Even handing out big checks to technology companies turns out to be harder than it first sounds. Sultan and I talk about the slow pace of payments to chip makers, and the political imperative to get the deals done before November (and probably before March).

Senator Ron Wyden, D-Ore. is still flogging NSA and the danger of government access to personal data. This time, he’s on about NSA’s purchases of commercial data. So far, so predictable. But he’s also misrepresenting the facts by claiming flatly that NSA buys domestic metadata, ignoring NSA’s clear statement that the metadata it buys is “domestic” only in the sense that it covers communications with one end inside the country. Communications with foreign countries that flow into and out of the U.S. have long been considered appropriate foreign intelligence targets, as witness the current debate over FISA section 702.

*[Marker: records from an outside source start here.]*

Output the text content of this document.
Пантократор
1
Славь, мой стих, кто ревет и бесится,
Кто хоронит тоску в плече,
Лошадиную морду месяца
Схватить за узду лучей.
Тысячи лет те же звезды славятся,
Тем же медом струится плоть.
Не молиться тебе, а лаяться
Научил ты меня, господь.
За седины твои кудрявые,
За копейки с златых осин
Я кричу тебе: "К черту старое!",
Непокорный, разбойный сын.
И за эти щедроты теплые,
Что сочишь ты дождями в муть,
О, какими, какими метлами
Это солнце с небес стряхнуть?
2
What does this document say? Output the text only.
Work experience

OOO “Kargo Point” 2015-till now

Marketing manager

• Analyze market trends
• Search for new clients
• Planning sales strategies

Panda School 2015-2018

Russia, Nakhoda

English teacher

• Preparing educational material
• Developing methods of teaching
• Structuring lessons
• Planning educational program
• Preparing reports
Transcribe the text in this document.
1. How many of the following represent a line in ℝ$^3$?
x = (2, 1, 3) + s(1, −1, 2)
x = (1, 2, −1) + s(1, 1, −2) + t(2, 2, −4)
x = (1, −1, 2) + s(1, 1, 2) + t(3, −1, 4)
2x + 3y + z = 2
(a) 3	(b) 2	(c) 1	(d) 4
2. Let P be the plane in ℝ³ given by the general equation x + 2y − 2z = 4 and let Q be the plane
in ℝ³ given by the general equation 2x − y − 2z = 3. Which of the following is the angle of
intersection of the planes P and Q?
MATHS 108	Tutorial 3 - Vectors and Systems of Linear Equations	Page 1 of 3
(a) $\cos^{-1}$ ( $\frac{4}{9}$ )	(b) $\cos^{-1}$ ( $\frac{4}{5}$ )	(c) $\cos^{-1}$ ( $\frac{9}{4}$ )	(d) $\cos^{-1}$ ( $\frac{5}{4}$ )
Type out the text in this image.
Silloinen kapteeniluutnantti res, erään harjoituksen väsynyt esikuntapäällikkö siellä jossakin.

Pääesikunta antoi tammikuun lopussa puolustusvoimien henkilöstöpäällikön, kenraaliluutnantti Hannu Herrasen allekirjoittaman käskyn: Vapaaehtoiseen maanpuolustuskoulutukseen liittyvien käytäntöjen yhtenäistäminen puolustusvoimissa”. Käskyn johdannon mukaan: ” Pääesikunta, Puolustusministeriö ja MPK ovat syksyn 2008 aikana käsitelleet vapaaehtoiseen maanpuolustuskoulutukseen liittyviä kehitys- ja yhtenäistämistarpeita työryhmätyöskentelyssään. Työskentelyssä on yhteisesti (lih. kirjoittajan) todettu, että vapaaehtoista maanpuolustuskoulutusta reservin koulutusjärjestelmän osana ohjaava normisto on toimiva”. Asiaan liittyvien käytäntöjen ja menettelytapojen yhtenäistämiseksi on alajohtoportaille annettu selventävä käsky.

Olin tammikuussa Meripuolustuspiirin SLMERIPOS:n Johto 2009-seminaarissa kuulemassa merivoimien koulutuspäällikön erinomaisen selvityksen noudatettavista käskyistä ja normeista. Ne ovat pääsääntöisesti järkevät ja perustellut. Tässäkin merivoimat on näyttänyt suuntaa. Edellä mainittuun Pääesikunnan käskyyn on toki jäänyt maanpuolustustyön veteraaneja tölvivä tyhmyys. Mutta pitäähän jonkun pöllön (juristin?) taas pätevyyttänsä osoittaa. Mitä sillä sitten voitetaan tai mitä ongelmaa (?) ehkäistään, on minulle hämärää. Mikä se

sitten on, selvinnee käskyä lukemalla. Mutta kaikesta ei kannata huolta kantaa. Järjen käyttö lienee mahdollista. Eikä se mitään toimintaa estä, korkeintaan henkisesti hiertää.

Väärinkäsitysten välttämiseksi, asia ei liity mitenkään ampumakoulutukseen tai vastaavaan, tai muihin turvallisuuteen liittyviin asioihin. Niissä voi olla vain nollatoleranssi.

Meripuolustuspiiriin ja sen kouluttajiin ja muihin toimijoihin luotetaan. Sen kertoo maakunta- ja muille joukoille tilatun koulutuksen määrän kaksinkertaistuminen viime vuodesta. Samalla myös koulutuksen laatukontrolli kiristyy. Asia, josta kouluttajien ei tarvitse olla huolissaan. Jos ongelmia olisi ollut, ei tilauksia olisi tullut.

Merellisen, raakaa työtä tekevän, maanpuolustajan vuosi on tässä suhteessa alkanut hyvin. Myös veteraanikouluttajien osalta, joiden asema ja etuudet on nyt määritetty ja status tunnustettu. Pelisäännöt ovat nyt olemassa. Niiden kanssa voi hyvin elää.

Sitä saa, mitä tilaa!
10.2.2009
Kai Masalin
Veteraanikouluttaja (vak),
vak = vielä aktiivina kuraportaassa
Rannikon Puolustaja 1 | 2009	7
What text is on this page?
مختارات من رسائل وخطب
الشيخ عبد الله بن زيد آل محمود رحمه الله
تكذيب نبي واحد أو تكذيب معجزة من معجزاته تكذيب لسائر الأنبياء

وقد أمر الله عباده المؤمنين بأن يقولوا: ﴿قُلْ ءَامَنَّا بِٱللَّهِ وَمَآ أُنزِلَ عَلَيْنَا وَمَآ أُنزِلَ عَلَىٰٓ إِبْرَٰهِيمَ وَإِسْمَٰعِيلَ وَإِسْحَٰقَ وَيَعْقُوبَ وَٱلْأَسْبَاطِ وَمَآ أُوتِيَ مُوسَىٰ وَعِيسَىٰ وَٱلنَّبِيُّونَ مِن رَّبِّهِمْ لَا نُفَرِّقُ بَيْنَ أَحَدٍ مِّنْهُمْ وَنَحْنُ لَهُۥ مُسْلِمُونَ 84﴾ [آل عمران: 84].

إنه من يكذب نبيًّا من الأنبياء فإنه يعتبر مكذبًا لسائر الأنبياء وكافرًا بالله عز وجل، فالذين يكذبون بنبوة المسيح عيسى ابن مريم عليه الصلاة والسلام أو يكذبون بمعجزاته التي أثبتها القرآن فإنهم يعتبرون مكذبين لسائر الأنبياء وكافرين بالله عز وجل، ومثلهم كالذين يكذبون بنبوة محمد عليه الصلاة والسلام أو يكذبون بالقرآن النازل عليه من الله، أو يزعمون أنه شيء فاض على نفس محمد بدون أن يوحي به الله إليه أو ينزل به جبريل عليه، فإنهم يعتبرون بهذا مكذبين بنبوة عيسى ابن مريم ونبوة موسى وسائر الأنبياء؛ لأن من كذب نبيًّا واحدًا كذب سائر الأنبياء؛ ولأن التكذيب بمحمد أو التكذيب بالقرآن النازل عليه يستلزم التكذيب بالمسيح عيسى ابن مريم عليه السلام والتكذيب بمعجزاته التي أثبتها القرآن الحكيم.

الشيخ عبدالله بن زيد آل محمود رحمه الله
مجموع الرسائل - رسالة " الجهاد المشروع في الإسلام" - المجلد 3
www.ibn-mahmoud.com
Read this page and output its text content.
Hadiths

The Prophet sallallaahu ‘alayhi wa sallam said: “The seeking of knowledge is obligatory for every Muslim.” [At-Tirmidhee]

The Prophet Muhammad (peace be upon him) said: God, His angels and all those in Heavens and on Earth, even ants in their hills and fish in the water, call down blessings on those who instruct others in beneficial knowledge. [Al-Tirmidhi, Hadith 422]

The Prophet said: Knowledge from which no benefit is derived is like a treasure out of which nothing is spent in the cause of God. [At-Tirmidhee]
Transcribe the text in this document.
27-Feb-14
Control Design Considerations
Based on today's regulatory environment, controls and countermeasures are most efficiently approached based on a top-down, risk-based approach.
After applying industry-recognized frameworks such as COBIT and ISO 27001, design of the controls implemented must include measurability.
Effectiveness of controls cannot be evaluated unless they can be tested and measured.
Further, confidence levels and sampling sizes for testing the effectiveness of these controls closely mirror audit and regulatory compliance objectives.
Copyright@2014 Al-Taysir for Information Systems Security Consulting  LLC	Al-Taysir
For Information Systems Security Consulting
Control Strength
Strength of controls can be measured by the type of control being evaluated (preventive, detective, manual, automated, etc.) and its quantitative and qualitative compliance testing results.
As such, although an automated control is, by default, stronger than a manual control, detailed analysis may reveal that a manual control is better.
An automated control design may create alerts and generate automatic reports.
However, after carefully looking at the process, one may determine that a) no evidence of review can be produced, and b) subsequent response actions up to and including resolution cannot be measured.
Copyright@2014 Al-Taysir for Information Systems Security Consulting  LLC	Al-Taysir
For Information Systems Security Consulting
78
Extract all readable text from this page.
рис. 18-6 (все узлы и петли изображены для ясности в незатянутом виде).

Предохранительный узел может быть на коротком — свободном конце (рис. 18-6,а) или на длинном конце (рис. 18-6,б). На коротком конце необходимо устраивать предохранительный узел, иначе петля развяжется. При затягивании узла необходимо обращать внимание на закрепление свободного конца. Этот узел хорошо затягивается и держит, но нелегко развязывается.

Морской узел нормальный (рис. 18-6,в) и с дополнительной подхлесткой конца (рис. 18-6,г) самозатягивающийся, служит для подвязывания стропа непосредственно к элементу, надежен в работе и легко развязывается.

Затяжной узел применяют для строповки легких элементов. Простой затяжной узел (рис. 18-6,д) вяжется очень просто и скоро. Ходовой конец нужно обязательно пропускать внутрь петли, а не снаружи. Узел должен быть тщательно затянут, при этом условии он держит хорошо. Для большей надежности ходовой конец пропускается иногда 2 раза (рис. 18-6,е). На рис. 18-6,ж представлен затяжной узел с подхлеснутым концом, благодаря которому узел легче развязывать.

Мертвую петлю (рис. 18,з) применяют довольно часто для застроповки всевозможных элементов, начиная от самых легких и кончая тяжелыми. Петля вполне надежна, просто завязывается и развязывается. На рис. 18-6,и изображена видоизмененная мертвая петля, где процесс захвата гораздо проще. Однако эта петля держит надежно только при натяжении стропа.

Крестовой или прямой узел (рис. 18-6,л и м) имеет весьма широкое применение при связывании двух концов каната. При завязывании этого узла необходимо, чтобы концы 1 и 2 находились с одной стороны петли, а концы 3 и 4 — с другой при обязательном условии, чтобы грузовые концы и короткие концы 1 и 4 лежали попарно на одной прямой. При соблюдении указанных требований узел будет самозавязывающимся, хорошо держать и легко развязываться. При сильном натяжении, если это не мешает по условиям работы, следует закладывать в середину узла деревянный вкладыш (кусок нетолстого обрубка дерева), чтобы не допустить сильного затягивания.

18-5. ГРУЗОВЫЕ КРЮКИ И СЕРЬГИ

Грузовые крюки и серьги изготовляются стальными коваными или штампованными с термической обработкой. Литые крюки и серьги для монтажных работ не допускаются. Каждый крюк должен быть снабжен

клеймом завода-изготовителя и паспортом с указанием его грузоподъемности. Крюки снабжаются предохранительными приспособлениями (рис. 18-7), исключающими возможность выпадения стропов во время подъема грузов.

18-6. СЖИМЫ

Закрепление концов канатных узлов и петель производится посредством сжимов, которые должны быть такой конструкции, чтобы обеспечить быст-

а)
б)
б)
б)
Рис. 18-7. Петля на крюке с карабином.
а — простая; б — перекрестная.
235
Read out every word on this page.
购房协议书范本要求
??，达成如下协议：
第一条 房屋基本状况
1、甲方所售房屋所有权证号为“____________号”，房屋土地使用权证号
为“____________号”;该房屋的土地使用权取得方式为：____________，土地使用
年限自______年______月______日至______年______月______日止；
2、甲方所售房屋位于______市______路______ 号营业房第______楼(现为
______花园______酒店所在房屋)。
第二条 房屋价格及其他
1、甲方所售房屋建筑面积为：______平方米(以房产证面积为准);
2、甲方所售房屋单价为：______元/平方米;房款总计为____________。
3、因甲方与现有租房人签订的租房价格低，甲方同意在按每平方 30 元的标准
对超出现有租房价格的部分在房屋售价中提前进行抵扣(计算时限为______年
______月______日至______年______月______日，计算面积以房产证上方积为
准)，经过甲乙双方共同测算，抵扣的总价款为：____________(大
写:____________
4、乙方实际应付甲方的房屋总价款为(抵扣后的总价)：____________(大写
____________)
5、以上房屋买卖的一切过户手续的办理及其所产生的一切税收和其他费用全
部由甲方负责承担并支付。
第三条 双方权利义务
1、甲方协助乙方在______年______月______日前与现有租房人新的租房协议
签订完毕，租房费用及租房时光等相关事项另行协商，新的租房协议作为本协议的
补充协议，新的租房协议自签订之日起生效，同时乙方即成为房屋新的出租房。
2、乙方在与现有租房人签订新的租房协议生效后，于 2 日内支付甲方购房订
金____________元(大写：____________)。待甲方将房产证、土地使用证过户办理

Maury and I review a Jim Dempsey’s effort to construct a liability regime for insecure software. His proposal looks reasonable, but Maury reminds me that he and I produced something similar twenty years ago, that is still not even close to adoption anywhere in the U.S.

I can’t help but rant about Amazon’s arrogant, virtue-signaling, and customer-hating decision to drop a feature that makes it easy for Ring doorbell users to share their videos with the police. Whose data is it, anyway, Amazon? Sadly, I’m afraid we know the answer.

It looks as though there’s only one place where hasty, ill-conceived tech regulation is being rolled back. China. Maury reports on China’s decision to  roll back video game regulations, to fire its video game regulator, and to start approving new games at a rapid clip—though only after a regulatory crackdown had knocked more than $60 billion off the value of its industry.

We close the news roundup with a few quick hits:

Finally, as a listener bonus, we hear from Rob Silvers, Under Secretary for Policy at the Department of Homeland Security and Chair of the Cyber Safety Review Board (CSRB). Under Rob’s leadership, DHS has proposed legislation to give the CSRB a legislative foundation. The Senate homeland security committee recently held a hearing about that idea. Rob wasn’t invited, so we asked him to come on the podcast to respond to issues that the hearing raised – conflicts of interest, subpoena power, choosing the incidents to investigate, and more.